The foreign_key constraint takes a reference in the form asset_name.column_name. This is metadata only — use a referential quality check to enforce the relationship.
Output Metadata
Output assets support maturity and freshness fields for lifecycle and SLA documentation.
Maturity
The maturity field indicates the lifecycle stage of an output dataset.
| Value | Description |
|---|---|
high | Production-grade. Stable schema, monitored, with SLA. |
medium | In active development. Schema may change. |
low | Experimental or prototype. No guarantees. |
deprecated | Scheduled for removal. Consumers should migrate. |
output:
- name: daily_revenue
format: parquet
path: "output/daily_revenue"
from: aggregated_revenue
maturity: high
description: "Daily revenue aggregates. Feeds the executive dashboard."
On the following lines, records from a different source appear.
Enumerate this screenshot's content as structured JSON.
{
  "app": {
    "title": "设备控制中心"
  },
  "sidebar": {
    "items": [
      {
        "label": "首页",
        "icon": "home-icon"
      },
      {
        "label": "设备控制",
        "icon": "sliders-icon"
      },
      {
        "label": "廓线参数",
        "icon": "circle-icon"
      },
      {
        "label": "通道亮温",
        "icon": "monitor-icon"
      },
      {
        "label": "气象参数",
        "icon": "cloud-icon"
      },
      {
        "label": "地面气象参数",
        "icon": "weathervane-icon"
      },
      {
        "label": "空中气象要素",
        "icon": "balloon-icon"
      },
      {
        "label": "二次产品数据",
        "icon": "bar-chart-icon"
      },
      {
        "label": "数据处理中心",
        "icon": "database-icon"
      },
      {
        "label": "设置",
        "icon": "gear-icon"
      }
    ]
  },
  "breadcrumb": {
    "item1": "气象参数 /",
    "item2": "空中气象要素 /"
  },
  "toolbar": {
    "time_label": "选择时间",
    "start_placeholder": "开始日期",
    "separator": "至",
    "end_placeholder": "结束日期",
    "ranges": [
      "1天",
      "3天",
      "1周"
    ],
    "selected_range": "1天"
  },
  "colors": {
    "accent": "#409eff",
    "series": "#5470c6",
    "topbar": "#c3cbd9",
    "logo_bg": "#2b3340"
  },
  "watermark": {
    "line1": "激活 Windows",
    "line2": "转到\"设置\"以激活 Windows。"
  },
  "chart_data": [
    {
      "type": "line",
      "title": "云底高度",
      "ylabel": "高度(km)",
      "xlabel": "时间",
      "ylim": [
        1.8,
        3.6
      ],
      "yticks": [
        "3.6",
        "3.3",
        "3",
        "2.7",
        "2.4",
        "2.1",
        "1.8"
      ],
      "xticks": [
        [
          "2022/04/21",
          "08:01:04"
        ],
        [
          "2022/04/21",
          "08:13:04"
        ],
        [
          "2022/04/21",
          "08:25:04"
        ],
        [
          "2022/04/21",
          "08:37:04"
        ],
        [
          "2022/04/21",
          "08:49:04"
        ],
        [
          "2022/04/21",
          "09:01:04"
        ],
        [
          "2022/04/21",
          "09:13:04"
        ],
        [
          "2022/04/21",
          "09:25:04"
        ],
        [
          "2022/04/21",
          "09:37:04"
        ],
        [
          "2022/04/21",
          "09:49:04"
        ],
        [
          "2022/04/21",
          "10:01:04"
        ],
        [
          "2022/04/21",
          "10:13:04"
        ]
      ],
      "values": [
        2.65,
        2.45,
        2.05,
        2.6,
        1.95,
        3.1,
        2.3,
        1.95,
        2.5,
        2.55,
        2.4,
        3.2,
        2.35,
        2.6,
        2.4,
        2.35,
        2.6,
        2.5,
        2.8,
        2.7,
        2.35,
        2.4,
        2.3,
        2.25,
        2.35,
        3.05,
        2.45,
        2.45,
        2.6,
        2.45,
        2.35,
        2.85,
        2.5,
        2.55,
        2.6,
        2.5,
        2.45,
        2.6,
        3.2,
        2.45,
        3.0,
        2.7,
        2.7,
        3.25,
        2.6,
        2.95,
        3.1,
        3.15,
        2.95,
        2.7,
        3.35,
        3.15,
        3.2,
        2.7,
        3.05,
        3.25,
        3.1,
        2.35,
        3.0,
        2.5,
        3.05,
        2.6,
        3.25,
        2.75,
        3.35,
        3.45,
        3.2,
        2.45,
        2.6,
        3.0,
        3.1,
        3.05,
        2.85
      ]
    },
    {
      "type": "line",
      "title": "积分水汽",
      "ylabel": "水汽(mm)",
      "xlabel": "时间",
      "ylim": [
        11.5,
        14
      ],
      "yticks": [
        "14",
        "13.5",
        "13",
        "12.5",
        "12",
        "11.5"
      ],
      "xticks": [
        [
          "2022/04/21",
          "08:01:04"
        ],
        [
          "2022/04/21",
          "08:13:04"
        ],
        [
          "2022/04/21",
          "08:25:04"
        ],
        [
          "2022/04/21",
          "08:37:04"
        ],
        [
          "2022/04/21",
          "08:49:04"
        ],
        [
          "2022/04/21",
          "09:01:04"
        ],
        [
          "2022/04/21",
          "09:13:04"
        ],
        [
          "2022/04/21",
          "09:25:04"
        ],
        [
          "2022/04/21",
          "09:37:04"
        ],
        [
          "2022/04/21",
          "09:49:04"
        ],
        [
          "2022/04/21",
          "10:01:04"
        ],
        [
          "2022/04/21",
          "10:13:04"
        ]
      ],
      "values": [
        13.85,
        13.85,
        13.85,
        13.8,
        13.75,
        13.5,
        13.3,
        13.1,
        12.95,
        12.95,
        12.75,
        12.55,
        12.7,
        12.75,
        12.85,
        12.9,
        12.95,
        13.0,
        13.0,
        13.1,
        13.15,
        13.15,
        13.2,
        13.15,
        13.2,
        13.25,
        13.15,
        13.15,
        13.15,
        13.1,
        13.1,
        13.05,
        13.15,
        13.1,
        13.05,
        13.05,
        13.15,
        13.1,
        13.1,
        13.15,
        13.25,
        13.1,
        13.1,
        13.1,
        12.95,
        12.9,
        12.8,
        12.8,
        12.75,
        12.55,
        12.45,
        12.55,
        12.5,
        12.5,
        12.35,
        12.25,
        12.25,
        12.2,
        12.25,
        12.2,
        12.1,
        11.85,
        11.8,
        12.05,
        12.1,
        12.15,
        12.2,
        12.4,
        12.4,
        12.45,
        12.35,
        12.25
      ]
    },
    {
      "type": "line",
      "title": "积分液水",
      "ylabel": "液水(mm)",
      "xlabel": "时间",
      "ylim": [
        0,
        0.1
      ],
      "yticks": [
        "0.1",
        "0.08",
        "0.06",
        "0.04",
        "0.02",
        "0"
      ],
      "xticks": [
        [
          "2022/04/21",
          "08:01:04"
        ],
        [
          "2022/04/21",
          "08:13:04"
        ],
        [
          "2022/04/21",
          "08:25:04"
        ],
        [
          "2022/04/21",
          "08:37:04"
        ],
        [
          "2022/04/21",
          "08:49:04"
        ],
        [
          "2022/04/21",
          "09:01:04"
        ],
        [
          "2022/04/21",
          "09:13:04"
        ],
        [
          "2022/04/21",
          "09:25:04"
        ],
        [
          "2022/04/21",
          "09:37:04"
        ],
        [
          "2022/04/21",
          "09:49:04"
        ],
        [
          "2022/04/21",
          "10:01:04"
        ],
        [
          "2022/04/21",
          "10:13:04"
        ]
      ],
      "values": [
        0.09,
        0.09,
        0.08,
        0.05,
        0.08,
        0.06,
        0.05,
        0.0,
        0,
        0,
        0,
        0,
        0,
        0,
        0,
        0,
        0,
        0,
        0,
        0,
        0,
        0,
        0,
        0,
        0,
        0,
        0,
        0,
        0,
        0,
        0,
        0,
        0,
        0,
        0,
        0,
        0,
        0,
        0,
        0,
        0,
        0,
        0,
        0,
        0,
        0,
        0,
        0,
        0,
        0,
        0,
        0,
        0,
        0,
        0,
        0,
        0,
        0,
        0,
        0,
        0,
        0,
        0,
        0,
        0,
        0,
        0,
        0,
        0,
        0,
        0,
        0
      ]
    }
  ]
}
tags: [finance, production]
owner:
name: Data Engineering
email: data-eng@company.com
- name: experimental_features
format: parquet
path: "output/exp_features"
from: feature_engineering
maturity: low
description: "Experimental ML features. Schema may change without notice."
Freshness
The freshness field on outputs declares the expected maximum age of the data as an ISO 8601 duration. This is metadata only — it documents the SLA but does not enforce it. Use a freshness quality check to enforce freshness.
output:
- name: daily_revenue
format: parquet
path: "output/daily_revenue"
from: aggregated_revenue
freshness: "PT24H" # data should be at most 24 hours old
maturity: high
Complete Example
A pipeline definition combining asset-level and column-level metadata across inputs and outputs.
input:
- name: customers
format: parquet
path: "data/customers"
description: "Master customer table from CRM"
tags: [pii, crm]
owner:
name: CRM Team
email: crm@company.com
type: business
meta:
source_system: salesforce
columns:
- name: customer_id
description: "Unique customer identifier"
constraints: [primary_key]
tags: [primary_key]
- name: email
description: "Customer email address"
tags: [pii, contact]
constraints: [not_null]
meta:
sensitivity: high
retention_days: 365
glossaryTerm: "customer_email"
- name: name
description: "Full customer name"
tags: [pii]
constraints: [not_null]
- name: region
description: "Geographic region"
glossaryTerm: "geo_region"
- name: orders
format: parquet
path: "data/orders"
description: "Transaction orders"
tags: [finance, transactional]
columns:
- name: order_id
constraints: [primary_key]
- name: customer_id
constraints: [not_null, "foreign_key(customers.customer_id)"]
- name: amount
constraints: [not_null]
glossaryTerm: "order_amount"
output:
- name: customer_summary
format: parquet
path: "output/customer_summary"
from: aggregated_customers
maturity: high
freshness: "PT24H"
description: "Aggregated customer metrics for reporting"
tags: [finance, production]
owner:
name: Data Engineering
email: data-eng@company.com
type: technical
- name: experimental_segments
format: parquet
path: "output/segments"
from: segmentation
maturity: low
description: "Experimental customer segmentation. Schema unstable."